Says Western Maryland's Chambers: "We can offer a first-rate undergraduate education to a student who might not have discovered his or her strengths yet, and what he or she can do with them. As a faculty member, I don't think there is anything more satisfying then helping to shape and form people in that way."
Hood faculty dean Tom Samet says that such experiences seduce even faculty who might - think they would prefer a life of research, not teaching.
"Cutting-edge knowledge is important because part of what we bring to the classroom is our original joy in studying things we care most about," he says of the importance of supporting research.
"But these are very small classes. You get to know students as individuals, and to see them develop over the course of four years at a place like Hood brings a longitudinal satisfaction that you are not going to get at a large research institution," he says.

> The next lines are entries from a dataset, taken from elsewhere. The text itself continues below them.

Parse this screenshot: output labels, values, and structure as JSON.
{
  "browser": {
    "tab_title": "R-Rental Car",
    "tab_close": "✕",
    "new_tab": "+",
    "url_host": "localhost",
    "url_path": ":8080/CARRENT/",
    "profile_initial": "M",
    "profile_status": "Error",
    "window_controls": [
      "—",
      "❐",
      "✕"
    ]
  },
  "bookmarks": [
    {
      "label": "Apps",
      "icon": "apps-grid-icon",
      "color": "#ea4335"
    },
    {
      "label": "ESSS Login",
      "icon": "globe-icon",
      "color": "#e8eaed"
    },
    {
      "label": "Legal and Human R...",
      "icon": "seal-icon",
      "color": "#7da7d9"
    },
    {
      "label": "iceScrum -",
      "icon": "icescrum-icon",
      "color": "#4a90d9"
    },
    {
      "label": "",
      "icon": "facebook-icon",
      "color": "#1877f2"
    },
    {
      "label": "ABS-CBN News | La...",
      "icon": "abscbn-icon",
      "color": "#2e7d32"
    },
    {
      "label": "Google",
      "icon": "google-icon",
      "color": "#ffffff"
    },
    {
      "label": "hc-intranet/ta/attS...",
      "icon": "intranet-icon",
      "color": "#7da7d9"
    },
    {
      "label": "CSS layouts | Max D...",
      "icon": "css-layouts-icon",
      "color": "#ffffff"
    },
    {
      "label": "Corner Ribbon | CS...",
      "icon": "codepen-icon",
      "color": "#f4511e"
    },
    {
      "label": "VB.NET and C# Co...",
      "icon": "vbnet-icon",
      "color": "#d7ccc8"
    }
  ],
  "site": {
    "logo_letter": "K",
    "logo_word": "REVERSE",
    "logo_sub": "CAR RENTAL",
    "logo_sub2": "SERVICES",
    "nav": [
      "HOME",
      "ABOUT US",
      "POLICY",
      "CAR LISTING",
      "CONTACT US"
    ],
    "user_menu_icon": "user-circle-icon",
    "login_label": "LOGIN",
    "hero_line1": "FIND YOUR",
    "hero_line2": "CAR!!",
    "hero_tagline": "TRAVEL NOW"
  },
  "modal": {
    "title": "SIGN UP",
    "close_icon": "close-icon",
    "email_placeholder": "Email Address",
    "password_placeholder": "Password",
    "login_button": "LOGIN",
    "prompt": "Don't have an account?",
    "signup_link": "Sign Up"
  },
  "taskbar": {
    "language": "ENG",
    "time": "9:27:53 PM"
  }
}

Ultimately, what schools like these offer is a total experience not just an education, but the opportunity to be part of a community during four formative years of life, a community that is supposed to educate, support and develop the student in a variety of ways.
"I meet alumnae who are in their 70s or 80s, and they still seem to feel so responsible for their social environment," says Goucher's Mohraz. "It must come from somewhere, and I think it comes from here. Students are so engaged in their community."
It is certainly an experience that can't be found taking courses online or at new, for-profit places such as the University of Phoenix, which will open a branch in Maryland this fall. Bigger universities try to duplicate it with a variety of programs, but they are essentially copying the liberal arts college paradigm.
At their best, schools like these four are where you find the genuine article.
Washington College fits the image almost perfectly, in part because of its location.
"We don't have the options some other schools have, says Toll. By that he means it cannot develop additional revenue from graduate programs - as the state's other colleges do - simply because not enough people support them.
But its Eastern Shore locale on the banks of the Chester River makes the brick buildings of Washington's campus approach the archetype of such a college.
It has kept philosophy Professor David Newell around for 30 years. He's just back from two years as acting director of the Aspen Institute and says he was offered the permanent job at better than twice his current salary.
"I've had several opportunities to go elsewhere over the years, but what I always wanted to do was teach in a liberal arts college and have a boat," he says. "Every time I think about leaving, I just go out to the dock.
"Sometimes you're teaching and teaching and teachin, and wondering if you are ever getting anywhere, and then a senior will come up to you and say, "That course of yours I took my freshman year made such a difference to me.'
"And you think, maybe I did something right four years ago. Somewhere out there, you're making a difference in somebody's life.